Puis, lorsqu’il eut, d’un geste, renvoyé le valet de chambre :

— Si vous croyez que ça m’amuse d’avoir, depuis six mois, un père à la Conciergerie ! Je ne vais certainement pas rester pour le voir en correctionnelle. Moi qui déteste les voyages ! Enfin, il fait beau là-bas, j’emporte à peu près l’indispensable, je ne m’ennuierai peut-être pas trop. 

Elle le regardait, si correct, si joli ; elle regardait les malles débordantes, où pas un chiffon d’épouse ni de maîtresse ne traînait, où il n’y avait que le culte de lui-même ; et elle osa pourtant se risquer.

— Moi qui venais encore vous demander un service… 

Puis, elle conta l’histoire, Victor bandit, violant et volant, Victor en fuite, capable de tous les crimes.

— Nous ne pouvons l’abandonner.
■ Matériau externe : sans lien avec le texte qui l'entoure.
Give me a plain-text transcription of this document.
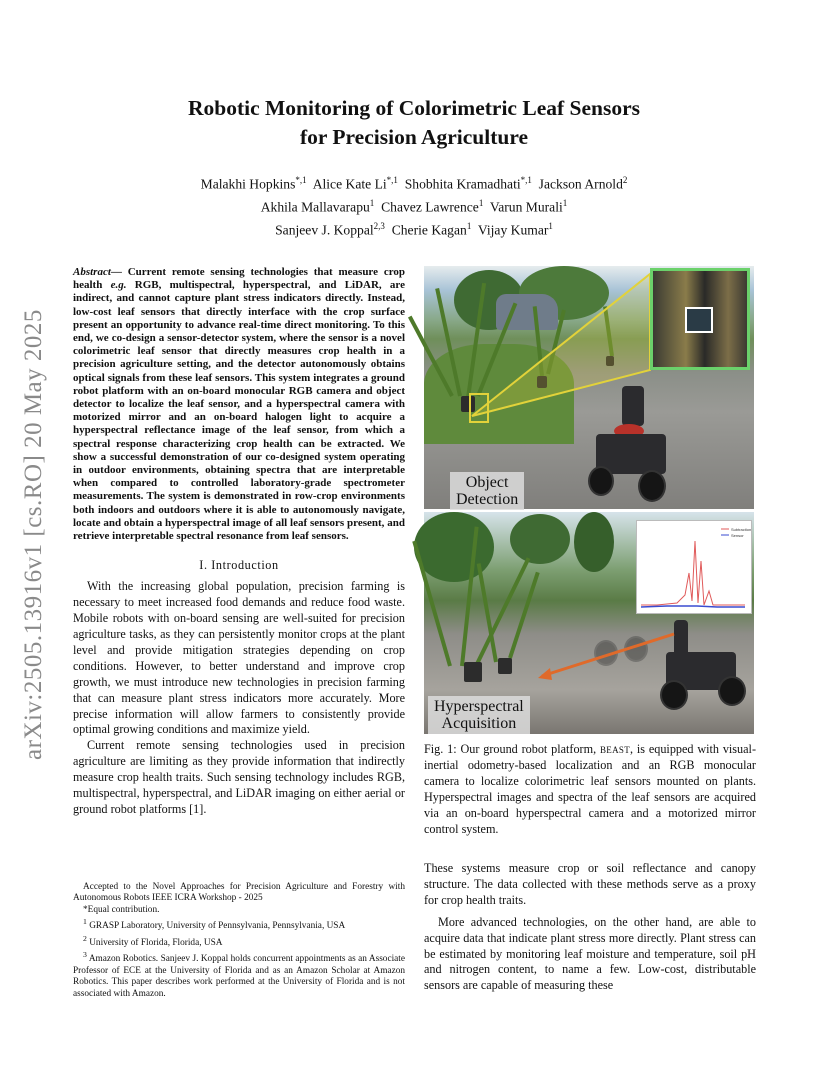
arXiv:2505.13916v1 [cs.RO] 20 May 2025
Robotic Monitoring of Colorimetric Leaf Sensors
for Precision Agriculture
Malakhi Hopkins$^{*,1}$ Alice Kate $Li^{*,1}$ Shobhita Kramadhati$^{*,1}$ Jackson Arnold$^2$
Akhila Mallavarapu$^1$ Chavez Lawrence$^1$ Varun Murali$^1$
Sanjeev J. Koppal$^{2,3}$ Cherie Kagan$^1$ Vijay Kumar$^1$

Abstract— Current remote sensing technologies that measure crop health e.g. RGB, multispectral, hyperspectral, and LiDAR, are indirect, and cannot capture plant stress indicators directly. Instead, low-cost leaf sensors that directly interface with the crop surface present an opportunity to advance real-time direct monitoring. To this end, we co-design a sensor-detector system, where the sensor is a novel colorimetric leaf sensor that directly measures crop health in a precision agriculture setting, and the detector autonomously obtains optical signals from these leaf sensors. This system integrates a ground robot platform with an on-board monocular RGB camera and object detector to localize the leaf sensor, and a hyperspectral camera with motorized mirror and an on-board halogen light to acquire a hyperspectral reflectance image of the leaf sensor, from which a spectral response characterizing crop health can be extracted. We show a successful demonstration of our co-designed system operating in outdoor environments, obtaining spectra that are interpretable when compared to controlled laboratory-grade spectrometer measurements. The system is demonstrated in row-crop environments both indoors and outdoors where it is able to autonomously navigate, locate and obtain a hyperspectral image of all leaf sensors present, and retrieve interpretable spectral resonance from leaf sensors.

I. Introduction

With the increasing global population, precision farming is necessary to meet increased food demands and reduce food waste. Mobile robots with on-board sensing are well-suited for precision agriculture tasks, as they can persistently monitor crops at the plant level and provide mitigation strategies depending on crop conditions. However, to better understand and improve crop growth, we must introduce new technologies in precision farming that can measure plant stress indicators more accurately. More precise information will allow farmers to consistently provide optimal growing conditions and maximize yield.

Current remote sensing technologies used in precision agriculture are limiting as they provide information that indirectly measure crop health traits. Such sensing technology includes RGB, multispectral, hyperspectral, and LiDAR imaging on either aerial or ground robot platforms [1].

Accepted to the Novel Approaches for Precision Agriculture and Forestry with Autonomous Robots IEEE ICRA Workshop - 2025

*Equal contribution.

$^1$ GRASP Laboratory, University of Pennsylvania, Pennsylvania, USA

$^2$ University of Florida, Florida, USA

$^3$ Amazon Robotics. Sanjeev J. Koppal holds concurrent appointments as an Associate Professor of ECE at the University of Florida and as an Amazon Scholar at Amazon Robotics. This paper describes work performed at the University of Florida and is not associated with Amazon.

Object
Detection
Subtraction
Sensor
Hyperspectral
Acquisition

Fig. 1: Our ground robot platform, beast, is equipped with visual-inertial odometry-based localization and an RGB monocular camera to localize colorimetric leaf sensors mounted on plants. Hyperspectral images and spectra of the leaf sensors are acquired via an on-board hyperspectral camera and a motorized mirror control system.

These systems measure crop or soil reflectance and canopy structure. The data collected with these methods serve as a proxy for crop health traits.

More advanced technologies, on the other hand, are able to acquire data that indicate plant stress more directly. Plant stress can be estimated by monitoring leaf moisture and temperature, soil pH and nitrogen content, to name a few. Low-cost, distributable sensors are capable of measuring these
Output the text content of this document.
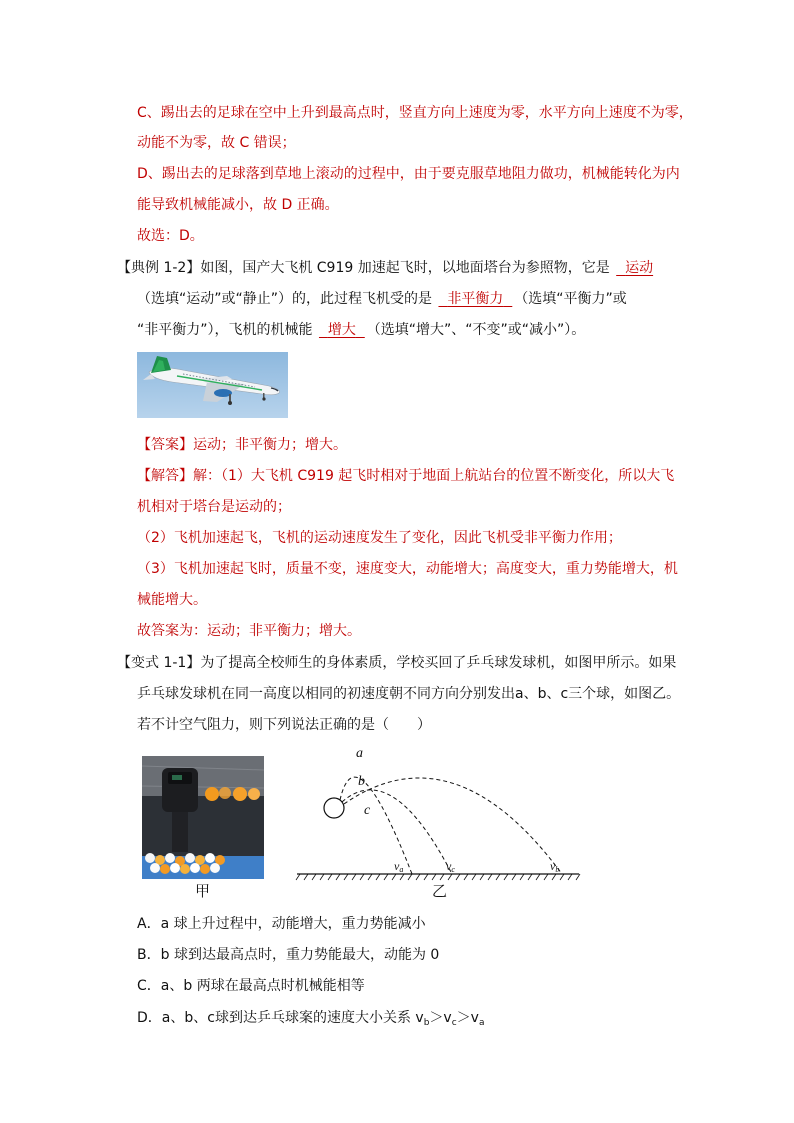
C、踢出去的足球在空中上升到最高点时，竖直方向上速度为零，水平方向上速度不为零，
动能不为零，故 C 错误；
D、踢出去的足球落到草地上滚动的过程中，由于要克服草地阻力做功，机械能转化为内
能导致机械能减小，故 D 正确。
故选：D。
【典例 1-2】如图，国产大飞机 C919 加速起飞时，以地面塔台为参照物，它是 运动
（选填“运动”或“静止”）的，此过程飞机受的是 非平衡力 （选填“平衡力”或
“非平衡力”），飞机的机械能 增大 （选填“增大”、“不变”或“减小”）。
【答案】运动；非平衡力；增大。
【解答】解：（1）大飞机 C919 起飞时相对于地面上航站台的位置不断变化，所以大飞
机相对于塔台是运动的；
（2）飞机加速起飞，飞机的运动速度发生了变化，因此飞机受非平衡力作用；
（3）飞机加速起飞时，质量不变，速度变大，动能增大；高度变大，重力势能增大，机
械能增大。
故答案为：运动；非平衡力；增大。
【变式 1-1】为了提高全校师生的身体素质，学校买回了乒乓球发球机，如图甲所示。如果
乒乓球发球机在同一高度以相同的初速度朝不同方向分别发出a、b、c三个球，如图乙。
若不计空气阻力，则下列说法正确的是（　　）
甲
a
b
c
va	vc	vb
乙
A．a 球上升过程中，动能增大，重力势能减小
B．b 球到达最高点时，重力势能最大，动能为 0
C．a、b 两球在最高点时机械能相等
D．a、b、c球到达乒乓球案的速度大小关系 $v_b>v_c>v_a$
Accompagnez-moi, unissons nos efforts… 

Il ne la laissa pas finir, livide, pris d’un petit tremblent de peur, comme s’il avait senti quelque main meurtrière et sale se poser sur son épaule.

— Ah bien ! il ne manquait plus que ça !… Un père voleur, un frère assassin… J’ai trop tardé, je voulais partir la semaine dernière. Mais c’est abominable, abominable, de mettre un homme tel que moi dans une situation pareille ! 

Alors, comme elle insistait, il devint insolent.

— Laissez-moi tranquille, vous ! Puisque ça vous amuse, cette vie de chagrins, restez-y. Je vous avais prévenue, c’est bien fait, si vous pleurez… Mais moi, voyez-vous, plutôt que de donner un de mes cheveux, je balaierais au ruisseau tout ce vilain monde. 

Elle s’était levée.

— Adieu donc !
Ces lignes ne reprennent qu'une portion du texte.